Namun mereka tiba-tiba melihat, ketika para prajurit udang dan kepiting itu sampai di tengah jalan, mereka pun mendapat pesan, membacanya, wajah mereka memucat, saling menatap, lalu berkata keras, "Pasar tutup! Selanjutnya waktu transaksi bebas, kami tak lagi berjaga."
Dalam sekejap, para prajurit itu seolah mendapat masalah besar, langsung menghilang begitu saja.
Kota pun gempar.
Ada apa gerangan?
Pesan apa yang membuat para pelindung kota kehilangan kendali dan pergi begitu saja?
Semua orang merasa cemas.
Tak lama kemudian, banyak pedagang juga mendapat pesan serupa, wajah mereka berubah, langsung menutup lapak dan pergi.
Tata tertib kota jadi kacau!
Pasar hantu pun jadi berantakan.
Yun Ting Chu sangat terkejut melihat semua ini.
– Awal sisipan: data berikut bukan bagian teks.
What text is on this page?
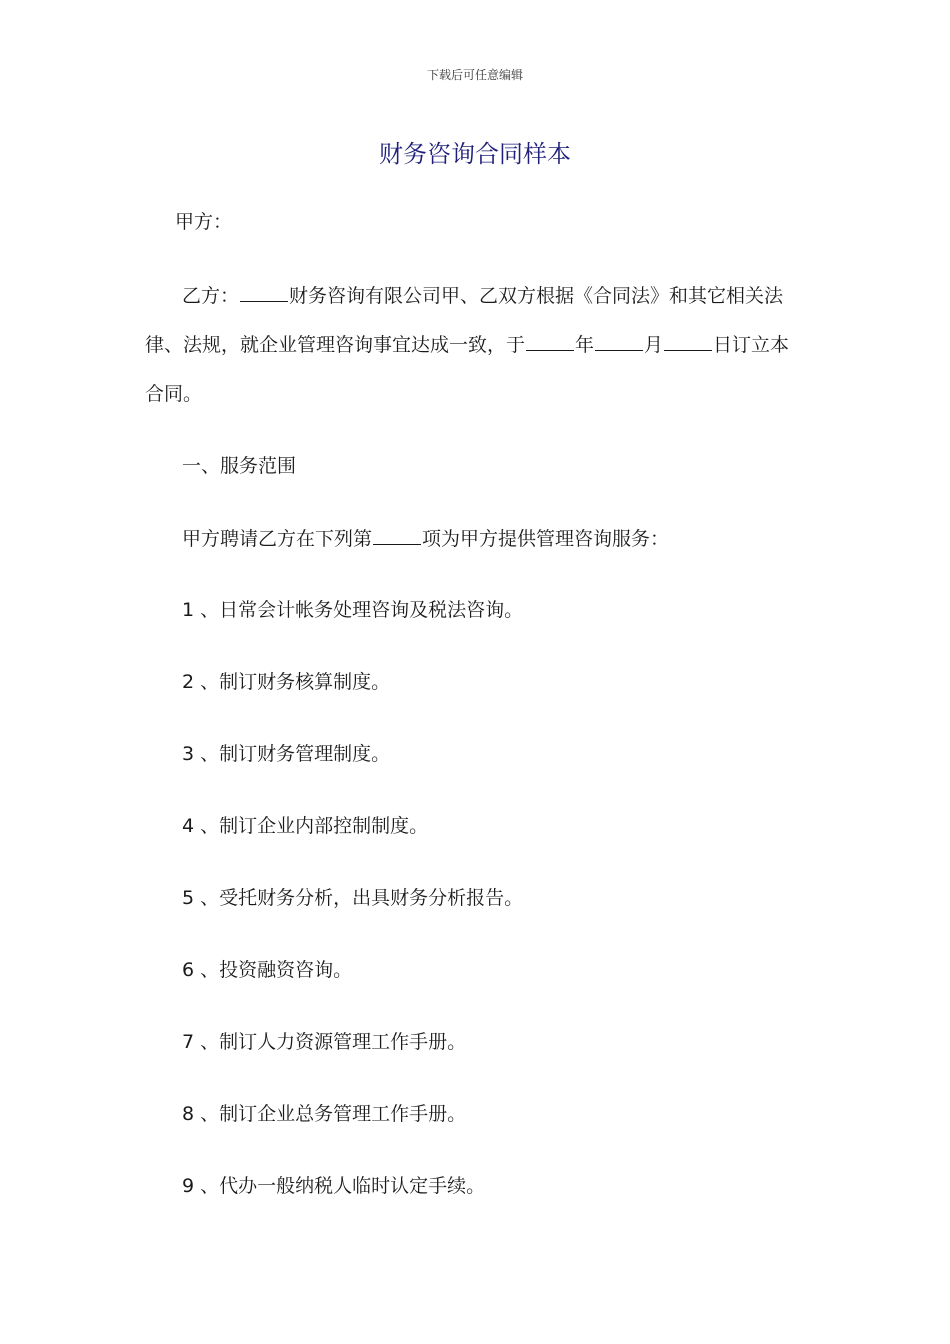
下载后可任意编辑
财务咨询合同样本
甲方：
乙方：	财务咨询有限公司甲、乙双方根据《合同法》和其它相关法
律、法规，就企业管理咨询事宜达成一致，于	年	月	日订立本
合同。
一、服务范围
甲方聘请乙方在下列第	项为甲方提供管理咨询服务：
1 、日常会计帐务处理咨询及税法咨询。
2 、制订财务核算制度。
3 、制订财务管理制度。
4 、制订企业内部控制制度。
5 、受托财务分析，出具财务分析报告。
6 、投资融资咨询。
7 、制订人力资源管理工作手册。
8 、制订企业总务管理工作手册。
9 、代办一般纳税人临时认定手续。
Ia segera menggunakan kekuatan mentalnya untuk menyelidiki sekitar, mencari tanda bahaya yang mungkin mendekat.
Namun setelah kekuatan mentalnya menyebar, tak ada perubahan, tak ada tanda bahaya.
Justru burung phoenix kecil di pelukannya memberi sinyal panas.
Ini adalah kesempatan!
Bagi Yun Ting Chu yang tak punya banyak uang, barang-barang berharga itu meski setengah harga tetap saja tak terjangkau, namun dalam suasana panik seperti ini, pasti banyak harta tersembunyi yang dijual asal-asalan.
Itulah peluangnya.
Yun Ting Chu pun mengikuti sinyal panas dari burung phoenix di tubuhnya, berjalan menuju sebuah toko dalam jarak lima puluh zhang.
Pedagang di toko itu juga sudah mendapat pesan, ikut menjual barang setengah harga, dan di toko itulah terdapat barang berharga yang membuat burung phoenix kecil itu begitu panas.